RECENSIONE
Signori e signore, preparate i fazzoletti, qui si piange. Credo che questo libro possa tranquillamente vincere il primo premio come libro più lacrimoso degli ultimi anni. Ho sofferto da cani. Ho singhiozzato, ho pianto e pianto per interi minuti dopo aver chiuso il libro e alla fine per tirarmi un po' su ho dovuto tirare fuori l'artiglieria pesante: i video di gattini su TikTok. É stato un viaggio straziante, ma bellissimo. Mi ha spezzato il cuore ma allo stesso tempo ha guarito qualcosa dentro di me.
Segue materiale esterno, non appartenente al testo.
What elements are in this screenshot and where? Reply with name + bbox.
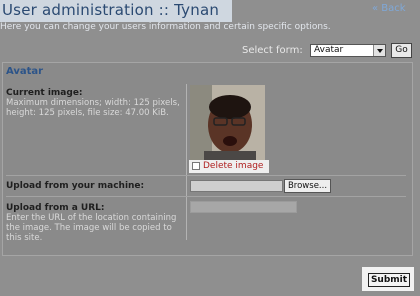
upload-machine-label: Upload from your machine:	[6, 181, 145, 191]
delete-image-label[interactable]: Delete image	[203, 161, 263, 171]
select-form-label: Select form:	[242, 45, 303, 56]
submit-button[interactable]: Submit	[368, 273, 410, 287]
page-intro: Here you can change your users informati…	[0, 22, 331, 32]
back-link[interactable]: « Back	[372, 3, 406, 14]
current-image-hint: Maximum dimensions; width: 125 pixels, h…	[6, 98, 180, 118]
delete-image-checkbox[interactable]	[192, 162, 200, 170]
go-button[interactable]: Go	[391, 43, 412, 58]
url-input[interactable]	[190, 201, 297, 213]
row-divider	[6, 175, 406, 176]
column-divider	[186, 84, 187, 240]
upload-url-label: Upload from a URL:	[6, 203, 105, 213]
upload-url-hint: Enter the URL of the location containing…	[6, 213, 177, 243]
page-title: User administration :: Tynan	[2, 1, 220, 19]
page-title-bar: User administration :: Tynan	[0, 0, 232, 22]
avatar-photo-graphic	[190, 85, 265, 160]
current-image-label: Current image:	[6, 88, 83, 98]
row-divider	[6, 196, 406, 197]
avatar-legend: Avatar	[6, 66, 44, 77]
avatar-image	[190, 85, 265, 160]
select-form-value: Avatar	[314, 45, 344, 55]
file-path-input[interactable]	[190, 180, 283, 192]
browse-button[interactable]: Browse...	[284, 179, 331, 193]
select-form-dropdown[interactable]: Avatar	[310, 44, 386, 57]
chevron-down-icon[interactable]	[373, 45, 385, 56]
Anche il semplice atto di scrivere questa recensione ha risvegliato in me ricordi e sentimenti tanto profondi che mi sono trovata a piangere sulla tastiera, di nuovo.Un dolore nascosto dietro al sorriso
Coyote è una ragazzina all'apparenza spensierata e felice. Fa una vita libera e un po' selvaggia, vive su uno scuolabus e viaggia per tutto il Paese in compagnia del padre. Sembra tutto bellissimo. Coyote e Rodeo viaggiano senza meta, senza obiettivi, se non visitare posti bizzarri o assaggiare qualche famoso cibo locale. Hanno visitato gli Stati Uniti in lungo e in largo, vivendo incredibili esperienze. Sono liberi di fare qualsiasi cosa vogliano, non hanno legami, né responsabilità. Bastano poche pagine a capire che dietro a questa facciata si nasconde qualcosa di molto oscuro. Il loro viaggio è una continua fuga, una corsa perenne lontano, sempre più lontano, senza fermarsi mai abbastanza a lungo da avere tempo di pensare, di ricordare. Si sono convinti che se si muoveranno abbastanza velocemente, il ricordo straziante che li tormenta non li prenderà mai, e riusciranno a essere felici.Coyote è solo una ragazzina e questo grande dolore non l'ha mai davvero elaborato, perché l'unico consiglio pratico che le è arrivato dal padre è stato quello di non pensarci, di ignorare il dolore, di vivere mille avventure fino a che quella tristezza sarebbe sparita. Ovviamente, non funziona. Coyote tiene tutto dentro di sé perché il padre è in totale negazione, vuole dimenticare, cancellare, non parlarne mai. Sa che davanti a lui non può fare nessun accenno alla loro vita passata, la vita prima dello scuolabus, quando avevano una casa ed erano una famiglia come tutte le altre. Tiene il suo dolore in fondo al cuore, mostrandosi sempre forte e sorridente, consapevole di essere una roccia per suo padre, perfino più di quanto lui lo sia per lei. Proteggendo lui e perdendo un po' il suo diritto di bambina di essere protetta.